Помимо внешнего провоцирования конфликтов, речь иногда идет и об использовании отдельными силами конфликтов на собственной территории во внутриполитической борьбе за власть. Например, в ряде СМИ появилось сообщение о якобы прошедшей встрече одной из ключевых фигур ельцинской администрации с Ш. Басаевым за несколько недель до вторжения бандформирований последнего в Дагестан, имевшей целью создание условий, обеспечивающих поддержку кандидатуры В. Путина на президентских выборах. Несмотря на тенденциозный и эпатирующий характер подобных информационных источников, возникает все же вопрос о причинах отсутствия официальных опровержений.

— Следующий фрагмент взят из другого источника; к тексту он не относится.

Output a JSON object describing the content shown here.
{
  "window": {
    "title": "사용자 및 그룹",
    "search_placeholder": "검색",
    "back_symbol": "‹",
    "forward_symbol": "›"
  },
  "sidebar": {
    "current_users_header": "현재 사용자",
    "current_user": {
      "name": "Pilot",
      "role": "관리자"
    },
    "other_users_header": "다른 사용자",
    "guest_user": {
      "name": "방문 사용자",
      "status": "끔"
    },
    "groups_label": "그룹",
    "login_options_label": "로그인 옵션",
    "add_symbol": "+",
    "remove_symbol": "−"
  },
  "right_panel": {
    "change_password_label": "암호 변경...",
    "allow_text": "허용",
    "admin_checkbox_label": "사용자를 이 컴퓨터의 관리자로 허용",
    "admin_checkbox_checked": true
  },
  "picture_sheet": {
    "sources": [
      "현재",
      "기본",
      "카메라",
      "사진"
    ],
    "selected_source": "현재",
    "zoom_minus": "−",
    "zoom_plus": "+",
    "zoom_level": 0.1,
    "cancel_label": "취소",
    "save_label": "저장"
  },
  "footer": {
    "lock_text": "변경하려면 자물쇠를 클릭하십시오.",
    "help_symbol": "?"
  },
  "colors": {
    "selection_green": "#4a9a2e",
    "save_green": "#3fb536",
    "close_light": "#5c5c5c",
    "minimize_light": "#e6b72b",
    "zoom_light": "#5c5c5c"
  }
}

Таких примеров можно приводить множество, но получение достоверных данных осложняется тем, что ни одно государство открыто не поощряет сепаратизм. Это связано с тем, что подавляющее большинство стран, стремящихся установить или укрепить свое геополитическое влияние регионе, сами испытывают данную проблему. Так, Турция, которой напряженность на Северном Кавказе может приносить определенные политические дивиденды, например, в выборе инвесторами маршрутов транспортировки углеводородов из региона, сталкивается с проблемой курдского сепаратизма, который оказывает на этот выбор прямо противоположный эффект. Иран сталкивается с проблемой сепаратистских настроений азербайджанцев в своих северо-западных провинциях, Россия, которую часто обвиняют в поощрении сепаратизма в Абхазии, Южной Осетии и в Нагорном Карабахе, сама стоит перед проблемой Чечни.

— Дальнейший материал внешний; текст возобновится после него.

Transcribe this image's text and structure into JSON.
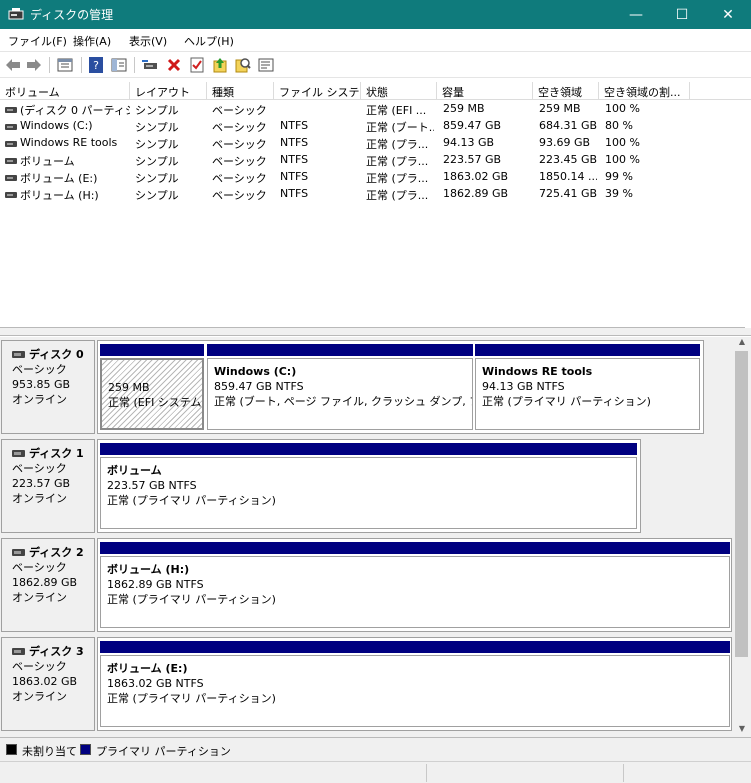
{
  "window": {
    "title": "ディスクの管理",
    "min_glyph": "—",
    "max_glyph": "☐",
    "close_glyph": "✕"
  },
  "menu": [
    "ファイル(F)",
    "操作(A)",
    "表示(V)",
    "ヘルプ(H)"
  ],
  "toolbar": {
    "icons": [
      "back-icon",
      "forward-icon",
      "properties-view-icon",
      "help-icon",
      "show-hide-console-tree-icon",
      "connect-drive-icon",
      "delete-icon",
      "check-properties-icon",
      "import-icon",
      "search-icon",
      "new-window-icon"
    ]
  },
  "volume_list": {
    "columns": [
      "ボリューム",
      "レイアウト",
      "種類",
      "ファイル システム",
      "状態",
      "容量",
      "空き領域",
      "空き領域の割..."
    ],
    "rows": [
      [
        "(ディスク 0 パーティシ...",
        "シンプル",
        "ベーシック",
        "",
        "正常 (EFI ...",
        "259 MB",
        "259 MB",
        "100 %"
      ],
      [
        "Windows (C:)",
        "シンプル",
        "ベーシック",
        "NTFS",
        "正常 (ブート...",
        "859.47 GB",
        "684.31 GB",
        "80 %"
      ],
      [
        "Windows RE tools",
        "シンプル",
        "ベーシック",
        "NTFS",
        "正常 (プラ...",
        "94.13 GB",
        "93.69 GB",
        "100 %"
      ],
      [
        "ボリューム",
        "シンプル",
        "ベーシック",
        "NTFS",
        "正常 (プラ...",
        "223.57 GB",
        "223.45 GB",
        "100 %"
      ],
      [
        "ボリューム (E:)",
        "シンプル",
        "ベーシック",
        "NTFS",
        "正常 (プラ...",
        "1863.02 GB",
        "1850.14 ...",
        "99 %"
      ],
      [
        "ボリューム (H:)",
        "シンプル",
        "ベーシック",
        "NTFS",
        "正常 (プラ...",
        "1862.89 GB",
        "725.41 GB",
        "39 %"
      ]
    ]
  },
  "disks": [
    {
      "name": "ディスク 0",
      "type": "ベーシック",
      "size": "953.85 GB",
      "status": "オンライン",
      "partitions": [
        {
          "name": "",
          "size": "259 MB",
          "status": "正常 (EFI システム パ"
        },
        {
          "name": "Windows  (C:)",
          "size": "859.47 GB NTFS",
          "status": "正常 (ブート, ページ ファイル, クラッシュ ダンプ, プライマリ"
        },
        {
          "name": "Windows RE tools",
          "size": "94.13 GB NTFS",
          "status": "正常 (プライマリ パーティション)"
        }
      ]
    },
    {
      "name": "ディスク 1",
      "type": "ベーシック",
      "size": "223.57 GB",
      "status": "オンライン",
      "partitions": [
        {
          "name": "ボリューム",
          "size": "223.57 GB NTFS",
          "status": "正常 (プライマリ パーティション)"
        }
      ]
    },
    {
      "name": "ディスク 2",
      "type": "ベーシック",
      "size": "1862.89 GB",
      "status": "オンライン",
      "partitions": [
        {
          "name": "ボリューム  (H:)",
          "size": "1862.89 GB NTFS",
          "status": "正常 (プライマリ パーティション)"
        }
      ]
    },
    {
      "name": "ディスク 3",
      "type": "ベーシック",
      "size": "1863.02 GB",
      "status": "オンライン",
      "partitions": [
        {
          "name": "ボリューム  (E:)",
          "size": "1863.02 GB NTFS",
          "status": "正常 (プライマリ パーティション)"
        }
      ]
    }
  ],
  "legend": [
    {
      "label": "未割り当て",
      "color": "#000000"
    },
    {
      "label": "プライマリ パーティション",
      "color": "#000080"
    }
  ],
  "colors": {
    "titlebar": "#0f7b7c",
    "primary_partition": "#000080"
  }
}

Таким образом, крупные региональные государства, как представляется, демонстрируют все большее понимание взаимозависимости конфликтов на чужой территории с собственными этнонациональными проблемами и проявляют весьма сдержанное отношение к использованию дестабилизирующих воздействий. Именно наличие у каждого из них (России, Турции, Ирана) инструментов, способных существенно ухудшить положение друг друга, а также слабая предсказуемость последствий играет роль сдерживающего фактора в их региональной политике, сходную с ролью ядерного оружия в политике мировой. Тем не менее, политика «двойных стандартов» в этой сфере стала весьма распространенным явлением, причем она особенно ярко проявляется в политической активности именно тех государств, во внутренней политике которых проблемы сепаратизма практически не актуальны.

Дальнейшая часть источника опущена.